When she opened her eyes, their whites flashed out like beacons. “I am five,” she whispered.

Eddie lowered the stone and shuddered in short, gasping breaths. “Five … uh-huh … Five years old? …”

She shook her head no. She held up five fingers. Then she pushed them against Eddie’s chest, as if to say your five. Your fifth person.

A warm breeze blew. A tear rolled down Eddie’s face. Tala studied it the way a child studies a bug in the grass. Then she spoke to the space between them.

“Why sad?” she said.

“Why am I sad?” he whispered. “Here?”

She pointed down. “There.”

Eddie sobbed, a final vacant sob, as if his chest were empty. He had surrendered all barriers; there was no grownup-to-child talk anymore. He said what he always said, to Marguerite, to Ruby, to the Captain, to the Blue Man, and, more than anyone, to himself.

“I was sad because I didn’t do anything with my life. I was nothing. I accomplished nothing. I was lost. I felt like I wasn’t supposed to be there.”

Tala plucked the pipe-cleaner dog from the water.

“Supposed to be there,” she said.

“Where? At Ruby Pier?”

She nodded.

“Fixing rides? That was my existence?” He blew a deep breath. “Why?”
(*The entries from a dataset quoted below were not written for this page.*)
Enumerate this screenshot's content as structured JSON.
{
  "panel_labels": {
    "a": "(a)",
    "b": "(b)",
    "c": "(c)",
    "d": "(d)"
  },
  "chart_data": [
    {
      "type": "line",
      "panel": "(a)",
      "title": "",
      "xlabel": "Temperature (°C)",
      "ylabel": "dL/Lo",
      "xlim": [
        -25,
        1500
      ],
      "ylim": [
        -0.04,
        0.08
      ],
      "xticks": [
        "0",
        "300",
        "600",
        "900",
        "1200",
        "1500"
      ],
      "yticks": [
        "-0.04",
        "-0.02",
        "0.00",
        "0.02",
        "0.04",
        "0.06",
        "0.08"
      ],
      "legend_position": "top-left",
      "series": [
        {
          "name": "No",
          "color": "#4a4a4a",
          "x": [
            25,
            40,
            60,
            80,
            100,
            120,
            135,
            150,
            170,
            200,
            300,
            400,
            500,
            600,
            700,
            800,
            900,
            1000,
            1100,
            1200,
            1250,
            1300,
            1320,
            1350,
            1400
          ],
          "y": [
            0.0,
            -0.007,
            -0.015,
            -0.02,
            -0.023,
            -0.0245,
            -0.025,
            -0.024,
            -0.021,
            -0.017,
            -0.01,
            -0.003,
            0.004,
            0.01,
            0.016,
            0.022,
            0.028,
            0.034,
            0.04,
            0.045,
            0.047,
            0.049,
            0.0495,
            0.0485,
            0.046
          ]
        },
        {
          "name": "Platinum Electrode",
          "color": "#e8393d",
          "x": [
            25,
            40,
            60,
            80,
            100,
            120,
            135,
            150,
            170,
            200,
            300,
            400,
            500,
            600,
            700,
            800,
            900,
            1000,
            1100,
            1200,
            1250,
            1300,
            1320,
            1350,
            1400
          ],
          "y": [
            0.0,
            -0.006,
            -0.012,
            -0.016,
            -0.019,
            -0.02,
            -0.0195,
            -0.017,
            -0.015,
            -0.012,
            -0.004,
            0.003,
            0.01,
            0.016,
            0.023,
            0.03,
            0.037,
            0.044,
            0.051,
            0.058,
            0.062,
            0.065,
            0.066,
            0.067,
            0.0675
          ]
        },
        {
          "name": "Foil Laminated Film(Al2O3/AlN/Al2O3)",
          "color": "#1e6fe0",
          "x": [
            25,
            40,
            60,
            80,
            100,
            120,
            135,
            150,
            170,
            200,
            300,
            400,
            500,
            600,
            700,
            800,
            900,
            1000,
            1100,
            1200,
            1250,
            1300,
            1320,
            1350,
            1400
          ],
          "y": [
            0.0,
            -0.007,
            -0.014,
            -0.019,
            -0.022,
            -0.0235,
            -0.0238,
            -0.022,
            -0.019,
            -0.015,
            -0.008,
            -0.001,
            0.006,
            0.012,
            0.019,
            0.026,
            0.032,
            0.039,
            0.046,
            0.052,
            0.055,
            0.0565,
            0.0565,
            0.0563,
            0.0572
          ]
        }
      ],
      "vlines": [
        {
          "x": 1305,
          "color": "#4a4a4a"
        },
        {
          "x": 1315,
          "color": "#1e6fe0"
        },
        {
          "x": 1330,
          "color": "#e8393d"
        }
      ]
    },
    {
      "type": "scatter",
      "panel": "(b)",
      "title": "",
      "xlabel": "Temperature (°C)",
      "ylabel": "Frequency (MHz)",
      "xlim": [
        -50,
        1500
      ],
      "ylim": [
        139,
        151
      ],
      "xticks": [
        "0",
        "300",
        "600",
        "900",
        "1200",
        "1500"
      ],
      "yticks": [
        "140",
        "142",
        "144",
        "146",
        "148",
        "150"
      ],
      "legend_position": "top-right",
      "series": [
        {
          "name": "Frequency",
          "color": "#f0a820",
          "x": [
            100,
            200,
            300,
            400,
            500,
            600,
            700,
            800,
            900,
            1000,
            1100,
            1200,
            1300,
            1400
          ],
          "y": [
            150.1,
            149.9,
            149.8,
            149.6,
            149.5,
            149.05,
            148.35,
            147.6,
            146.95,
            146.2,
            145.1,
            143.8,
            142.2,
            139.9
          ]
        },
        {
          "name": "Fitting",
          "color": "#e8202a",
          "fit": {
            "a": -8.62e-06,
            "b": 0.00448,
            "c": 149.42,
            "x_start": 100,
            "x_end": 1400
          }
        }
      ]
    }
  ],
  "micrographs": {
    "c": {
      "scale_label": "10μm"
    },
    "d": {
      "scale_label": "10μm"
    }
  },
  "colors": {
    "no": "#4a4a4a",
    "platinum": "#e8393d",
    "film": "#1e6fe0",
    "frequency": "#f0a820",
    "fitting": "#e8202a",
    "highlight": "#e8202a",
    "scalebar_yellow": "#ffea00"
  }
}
She tilted her head, as if it were obvious.

“Children,” she said. “You keep them safe. You make good for me.”

She wiggled the dog against his shirt.

“Is where you were supposed to be,” she said, and then she touched his shirt patch with a small laugh and added two words, “Eddie Main-ten-ance.”

Eddie slumped in the rushing water. The stones of his stories were all around him now, beneath the surface, one touching another. He could feel his form melting, dissolving, and he sensed that he did not have long, that whatever came after the five people you meet in heaven, it was upon him now.